University of Otago expertise has been crucial in developing a tool that is available to help clinicians around the world prioritise intensive care for COVID-19 patients.
Dr Melyssa Roy (Preventive and Social Medicine) explains that she was already researching how scarce resources should be allocated during a pandemic – in conjunction with Dr Trudy Sullivan (Preventive and Social Medicine) and Professor Paul Hansen (Economics) – before the COVID-19 pandemic struck.
Roy, who specialises in public health medicine, says: “We decided to narrow the focus and look at what was potentially going to be more immediately useful – the prioritisation of patients for ventilators during COVID-19.”
In early March, three weeks before New Zealand went into a nationwide lockdown, an expert group was convened to develop a tool to help clinicians more effectively identify COVID-19 patients most in need of, and likely to benefit from, intensive care and ventilatory support, in anticipation of demand greatly exceeding supply.
Hansen, who specialises in health sector priority-setting, already had a hand in developing software that could be readily applied to the task.
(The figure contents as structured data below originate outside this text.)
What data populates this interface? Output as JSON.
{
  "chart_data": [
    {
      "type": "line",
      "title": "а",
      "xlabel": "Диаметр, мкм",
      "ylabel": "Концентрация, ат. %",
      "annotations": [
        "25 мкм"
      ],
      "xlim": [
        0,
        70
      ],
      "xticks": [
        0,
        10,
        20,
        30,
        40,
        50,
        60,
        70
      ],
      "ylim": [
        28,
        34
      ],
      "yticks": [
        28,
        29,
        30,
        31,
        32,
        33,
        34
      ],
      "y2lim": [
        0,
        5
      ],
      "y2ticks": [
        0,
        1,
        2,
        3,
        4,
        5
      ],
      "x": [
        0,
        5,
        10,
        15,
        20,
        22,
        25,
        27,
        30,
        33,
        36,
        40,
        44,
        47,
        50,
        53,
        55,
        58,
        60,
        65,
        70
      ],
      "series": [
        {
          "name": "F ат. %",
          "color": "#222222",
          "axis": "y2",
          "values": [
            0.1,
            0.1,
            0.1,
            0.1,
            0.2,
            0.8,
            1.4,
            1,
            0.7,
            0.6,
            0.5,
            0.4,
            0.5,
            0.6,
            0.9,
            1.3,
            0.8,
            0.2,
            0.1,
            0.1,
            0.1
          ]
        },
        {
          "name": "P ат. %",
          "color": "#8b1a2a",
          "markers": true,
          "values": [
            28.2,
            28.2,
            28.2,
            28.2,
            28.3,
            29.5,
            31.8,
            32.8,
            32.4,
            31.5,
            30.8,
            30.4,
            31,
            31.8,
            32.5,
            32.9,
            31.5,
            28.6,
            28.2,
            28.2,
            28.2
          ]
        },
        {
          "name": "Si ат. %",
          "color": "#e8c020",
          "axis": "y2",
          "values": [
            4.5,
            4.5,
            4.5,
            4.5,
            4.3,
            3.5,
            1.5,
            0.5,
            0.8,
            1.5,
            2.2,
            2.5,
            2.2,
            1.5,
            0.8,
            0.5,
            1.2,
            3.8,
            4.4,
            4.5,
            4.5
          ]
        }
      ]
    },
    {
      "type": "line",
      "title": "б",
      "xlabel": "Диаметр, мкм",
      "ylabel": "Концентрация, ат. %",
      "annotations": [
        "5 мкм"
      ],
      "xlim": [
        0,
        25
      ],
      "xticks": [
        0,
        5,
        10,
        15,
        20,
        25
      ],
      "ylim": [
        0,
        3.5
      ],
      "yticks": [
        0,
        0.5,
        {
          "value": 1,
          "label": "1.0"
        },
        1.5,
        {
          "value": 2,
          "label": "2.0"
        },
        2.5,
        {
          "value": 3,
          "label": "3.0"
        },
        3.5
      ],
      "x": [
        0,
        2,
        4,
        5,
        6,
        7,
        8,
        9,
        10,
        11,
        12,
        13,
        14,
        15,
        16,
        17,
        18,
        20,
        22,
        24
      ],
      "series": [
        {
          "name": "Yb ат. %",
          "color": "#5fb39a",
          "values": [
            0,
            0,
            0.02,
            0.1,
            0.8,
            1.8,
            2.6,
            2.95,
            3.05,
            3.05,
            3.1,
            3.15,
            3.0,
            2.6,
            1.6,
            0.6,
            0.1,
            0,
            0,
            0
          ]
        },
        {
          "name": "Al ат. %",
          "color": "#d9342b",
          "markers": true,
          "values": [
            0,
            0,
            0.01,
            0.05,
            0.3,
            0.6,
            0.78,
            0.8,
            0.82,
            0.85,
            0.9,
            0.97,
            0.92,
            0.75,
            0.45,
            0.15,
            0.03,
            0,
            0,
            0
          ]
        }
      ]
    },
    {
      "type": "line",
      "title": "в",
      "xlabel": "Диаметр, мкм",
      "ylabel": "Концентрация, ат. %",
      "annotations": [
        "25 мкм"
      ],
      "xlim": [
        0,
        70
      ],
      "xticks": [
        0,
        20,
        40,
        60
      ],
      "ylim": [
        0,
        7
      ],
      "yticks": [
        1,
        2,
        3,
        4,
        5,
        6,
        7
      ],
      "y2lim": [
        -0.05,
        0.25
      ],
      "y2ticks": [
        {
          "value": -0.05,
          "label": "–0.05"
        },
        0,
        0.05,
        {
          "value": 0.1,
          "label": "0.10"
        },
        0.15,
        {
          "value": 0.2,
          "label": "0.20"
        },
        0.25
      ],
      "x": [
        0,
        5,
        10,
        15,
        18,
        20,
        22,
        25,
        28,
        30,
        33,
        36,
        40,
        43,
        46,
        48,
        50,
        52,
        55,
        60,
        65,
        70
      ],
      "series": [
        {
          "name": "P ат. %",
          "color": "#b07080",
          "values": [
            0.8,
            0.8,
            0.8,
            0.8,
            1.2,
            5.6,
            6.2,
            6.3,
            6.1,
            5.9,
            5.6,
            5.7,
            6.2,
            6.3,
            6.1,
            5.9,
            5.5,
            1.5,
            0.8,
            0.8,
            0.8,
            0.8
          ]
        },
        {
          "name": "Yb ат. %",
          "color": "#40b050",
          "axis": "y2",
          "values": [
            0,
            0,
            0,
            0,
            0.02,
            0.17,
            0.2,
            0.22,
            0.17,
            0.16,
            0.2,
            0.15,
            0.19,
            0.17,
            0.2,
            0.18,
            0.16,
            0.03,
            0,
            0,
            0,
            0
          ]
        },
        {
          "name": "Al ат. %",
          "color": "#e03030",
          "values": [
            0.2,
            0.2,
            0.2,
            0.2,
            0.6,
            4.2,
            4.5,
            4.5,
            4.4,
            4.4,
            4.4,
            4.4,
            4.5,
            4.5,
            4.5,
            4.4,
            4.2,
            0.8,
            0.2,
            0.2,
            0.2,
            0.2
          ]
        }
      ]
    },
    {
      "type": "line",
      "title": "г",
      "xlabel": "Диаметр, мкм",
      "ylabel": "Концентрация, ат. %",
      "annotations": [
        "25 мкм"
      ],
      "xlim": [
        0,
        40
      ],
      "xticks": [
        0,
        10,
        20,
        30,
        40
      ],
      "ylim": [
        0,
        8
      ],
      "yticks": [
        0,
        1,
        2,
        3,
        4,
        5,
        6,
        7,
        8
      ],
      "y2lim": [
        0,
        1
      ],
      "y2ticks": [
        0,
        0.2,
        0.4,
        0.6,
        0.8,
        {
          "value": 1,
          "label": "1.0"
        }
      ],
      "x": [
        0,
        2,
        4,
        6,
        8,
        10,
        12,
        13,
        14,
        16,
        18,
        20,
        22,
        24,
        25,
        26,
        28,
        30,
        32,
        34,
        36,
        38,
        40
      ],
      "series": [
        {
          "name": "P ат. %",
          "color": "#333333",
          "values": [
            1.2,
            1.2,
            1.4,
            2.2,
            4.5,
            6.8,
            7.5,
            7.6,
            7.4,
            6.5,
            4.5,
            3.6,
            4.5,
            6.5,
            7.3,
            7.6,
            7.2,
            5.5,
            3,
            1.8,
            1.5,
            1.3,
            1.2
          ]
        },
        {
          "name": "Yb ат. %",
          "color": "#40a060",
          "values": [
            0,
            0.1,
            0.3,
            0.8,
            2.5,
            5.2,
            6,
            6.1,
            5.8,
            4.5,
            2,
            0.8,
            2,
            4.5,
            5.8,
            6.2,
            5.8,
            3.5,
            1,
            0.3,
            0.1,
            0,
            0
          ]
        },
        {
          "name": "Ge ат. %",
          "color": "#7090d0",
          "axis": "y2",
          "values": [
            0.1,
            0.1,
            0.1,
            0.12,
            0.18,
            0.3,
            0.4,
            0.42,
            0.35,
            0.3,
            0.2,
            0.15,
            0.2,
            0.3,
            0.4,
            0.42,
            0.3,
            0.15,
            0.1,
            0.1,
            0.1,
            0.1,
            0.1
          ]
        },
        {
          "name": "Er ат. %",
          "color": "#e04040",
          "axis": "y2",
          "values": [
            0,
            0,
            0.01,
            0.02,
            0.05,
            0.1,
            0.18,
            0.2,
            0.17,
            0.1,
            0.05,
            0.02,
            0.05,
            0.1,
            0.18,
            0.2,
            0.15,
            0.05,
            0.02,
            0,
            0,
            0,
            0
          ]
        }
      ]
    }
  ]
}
In 2002, he and Franz Ombler (Computer Science) invented an online suite of tools and processes – branded 1000minds – that has been applied to a variety of health and other decision-making problems since then, including prioritising patients for elective surgery.
The expert group developed guidelines for prioritising COVID-19 patients and used the 1000minds software to create what the researchers describe as a pragmatic points system representing the consensus of a group of intensive care experts about the criteria that should be applied, and the weighting given to each criterion, for prioritising patients regarding their likely clinical benefit.
The tool, which scores patients out of 100, takes into account factors such as age and pre-existing medical conditions.
“It codifies the expert knowledge that exists within the heads of ICU professionals and records it as a tool that can be used when clinicians are under unimaginable pressure to make decisions when there are, say, 20 patients and only five beds available,” Hansen explains.
He describes the tool as a more valid, reliable and sophisticated system than anything available internationally.
Roy says that it took the expert group only about three weeks to come up with the guidelines and a workable software tool, propelled by the initial prospect of the hospital system being overwhelmed by COVID-19 patients.
Sullivan, who specialises in health economics, emphasises that the tool is for use by clinicians alongside other ethical considerations when resources are constrained and is not part of some dystopian world in which computers decide who lives and who dies.
Although not immediately needed in New Zealand, clinicians in coronavirus-ravaged Northern Italy were the first to take advantage of the free online software tool and advice from the expert group: not in prioritising intensive care, but in helping prioritise hospital admissions in the face of a shortage of general hospital beds.
The Italian version of the tool is designed to be adapted for use especially in low- and middle-income countries too.
Hansen says that the research team is continuing to refine the New Zealand tool as COVID-19 plays out, and the software technology could be readily applied to any future pandemics that force clinicians to prioritise patients for treatment.
The expert group also included, among others, Dr Craig Carr (Surgical Sciences), an intensive care specialist at Dunedin Hospital; Dr Andrew Stapleton from the intensive care unit at Hutt Hospital; and a Māori health representative, Mathew Kiore, from the Southern District Health Board. Associate Professor Neil Pickering (Bioethics Centre) provided ethical oversight of the project and Ministry of Health staff proffered advice.